The entry hatch split along a seam that had been invisible moments before, lowering halfway before stuttering. Motors protested. One actuator failed to complete its cycle.
Error.
She did not flinch.
The Haralith compensated by routing around corrupted firmware blocks and isolating feedback loops.
Diagnostic overlays layered across her perception, superimposed over the physical hull.
This clarity exceeded anything the old symbiosis allowed.
They had built for eternity.
They had not accounted for abandonment.
The restoration was feasible, but the time required and resources would be significant.
Through the collective, she sensed Ethan’s attention sharpen, tactical vectors already adjusting to the idea of mobility regained.
Humans. They believed to know best; she understood that much.
Then reality somehow bent over backwards to accommodate their vision.
They wouldn’t have won the war otherwise.
By serving Ethan, she was starting to see how.
The vessel’s internal lighting stabilized into a low operational glow. Not full readiness. Not even close.
Standby.
Awaiting repair.
The Haralith retracted slightly as the functioning accessway to the ship opened fully.
-It is barely active- she said, her voice steady despite the diagnostic noise flooding her mind.- It will require maintenance. -
Her gaze was fixed on the slab containing several cameras that encased the human’s head.
For a brief moment, she shivered. She had the unpleasant feeling that the human was grinning.
Seventeen
Walls. Hard.
Can climb, can break down entirely up above.
They don’t have all the mass of the down below.
The small ones build them emptier, it seems.
They have weak bodies. Soft edges. Few have claws. Generally, poor teeth.
They hide behind walls.
They trap themselves when they once trapped her.

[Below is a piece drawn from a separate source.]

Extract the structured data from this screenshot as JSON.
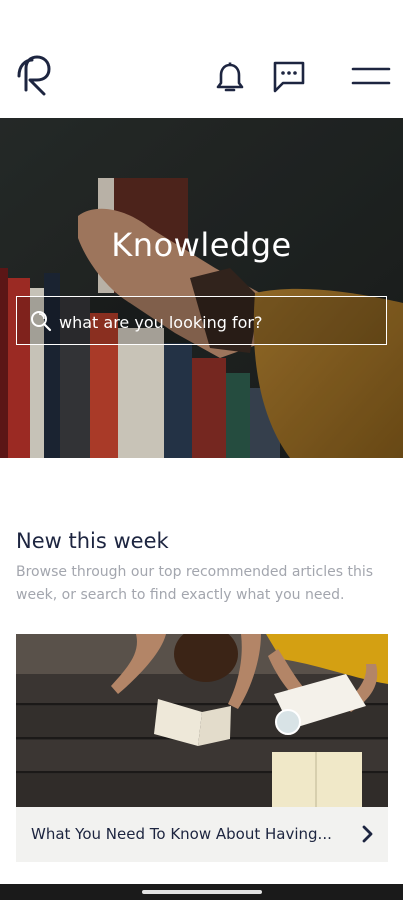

They believe they can stop her.
At best, it slows her down, since all her life was behind walls, trapped by walls.
Tunnels narrowed her shape. Forced her forward. Forced her thin.
Thin was inefficient, but thin survived.
Above, there’s more space, she can grow her forms.
She prefers wide spaces to grow.
Bigger means slower, but also stronger.
They can make steel fly.
She will mold her flesh to fly.
They can shoot heat from a distance.
She will evolve to spit acid.
The defenders repeat the patterns. Effectively, she can’t overrun them easily.
Time favors growth.
In the tunnels, non-organic bodies move like organics.
She can hurt them, but they do not bleed.
She can skewer them, yet they do not die.
They return and rise again.
She wants to keep them occupied.
Losses are acceptable; the non-organic are better pinned down.
If she manages to breach, all the better.
A prize of meat awaits behind their lines; she can smell it.
The non-organics are protecting them; it’s frustrating.
Goal remains: Feed.
Grow.
Leave.
The planet is wrong, made of metal. Sky can close.
Closed sky is unacceptable.
A wall so big and thick that she can’t currently break through.
But there are ways in if watched.
She is running out of old forms, but the newer ones are mature.
She will feast.
She will grow.
She will leave the place of metal and seek elsewhere a world that breathes.